Even though the SPX failed at resistance levels last week, I still see growing potential for a breakout. First, the headwind of an options-related call ceiling disappeared last Friday with October options expiration. Additionally, looking ahead to November standard expiration, it appears the major SPY call open interest is at the 305 strike, equivalent to SPX 3,050. In other words, as it stands now, the SPY call open interest ceiling is higher.

Moreover, as I said last week, the sentiment backdrop appears to be on the side of the bulls, beginning with the short-covering potential amid low earnings expectations that I discussed last week. Furthermore, fund manager cash positions are above average, even with the SPX knocking on the door of a new all-time high. A strong dollar last quarter has been blamed for a third-quarter earnings headwind -- but this may be viewed as a tailwind for next quarter. And in fact, fund managers may look to deploy cash into stocks if the weaker dollar we have seen this quarter remains weak, and potentially supportive in the final quarter of the year.

There is another sentiment factor potentially supporting a breakout. Even as the SPX has rallied strongly from the lows earlier this month, note that the 10-day, equity-only, buy-to-open put/call volume ratio has not declined significantly like it has tended to do during other rallies. In other words, the ratio remains elevated relative to last month's low that preceded a pullback in equities to start the month. Pessimism among equity option buyers that built up during the last pullback looks to have peaked, and a gradual unwinding of this negative sentiment that pushes the ratio back to historical lows would likely occur within the context of a SPX breakout to new highs.
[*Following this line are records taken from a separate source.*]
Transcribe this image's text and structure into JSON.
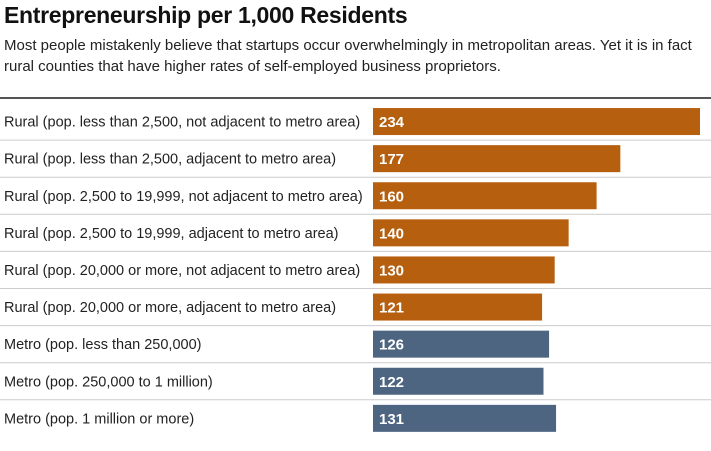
{
  "title": "Entrepreneurship per 1,000 Residents",
  "subtitle": "Most people mistakenly believe that startups occur overwhelmingly in metropolitan areas. Yet it is in fact rural counties that have higher rates of self-employed business proprietors.",
  "colors": {
    "rural": "#b65f0e",
    "metro": "#4d6581",
    "rule": "#555555",
    "divider": "#cccccc"
  },
  "chart_data": {
    "type": "bar",
    "orientation": "horizontal",
    "title": "Entrepreneurship per 1,000 Residents",
    "xlabel": "",
    "ylabel": "",
    "xlim": [
      0,
      234
    ],
    "categories": [
      "Rural (pop. less than 2,500, not adjacent to metro area)",
      "Rural (pop. less than 2,500, adjacent to metro area)",
      "Rural (pop. 2,500 to 19,999, not adjacent to metro area)",
      "Rural (pop. 2,500 to 19,999, adjacent to metro area)",
      "Rural (pop. 20,000 or more, not adjacent to metro area)",
      "Rural (pop. 20,000 or more, adjacent to metro area)",
      "Metro (pop. less than 250,000)",
      "Metro (pop. 250,000 to 1 million)",
      "Metro (pop. 1 million or more)"
    ],
    "values": [
      234,
      177,
      160,
      140,
      130,
      121,
      126,
      122,
      131
    ],
    "groups": [
      "rural",
      "rural",
      "rural",
      "rural",
      "rural",
      "rural",
      "metro",
      "metro",
      "metro"
    ]
  }
}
equity bto ratio with spx 1020

If the SPX pushes above its former highs, it would be a breakout from a bullish ascending triangle pattern, with the implication being a rally of almost 10% during the next four months. The biggest short-term risk is that the SPX has not yet broken out, and is therefore sitting nearer the top of its range. If you are bullish now, you're betting on a breakout -- but you do have sentiment factors supporting you.

Todd Salamone is Schaeffer's Senior V.P. of Research.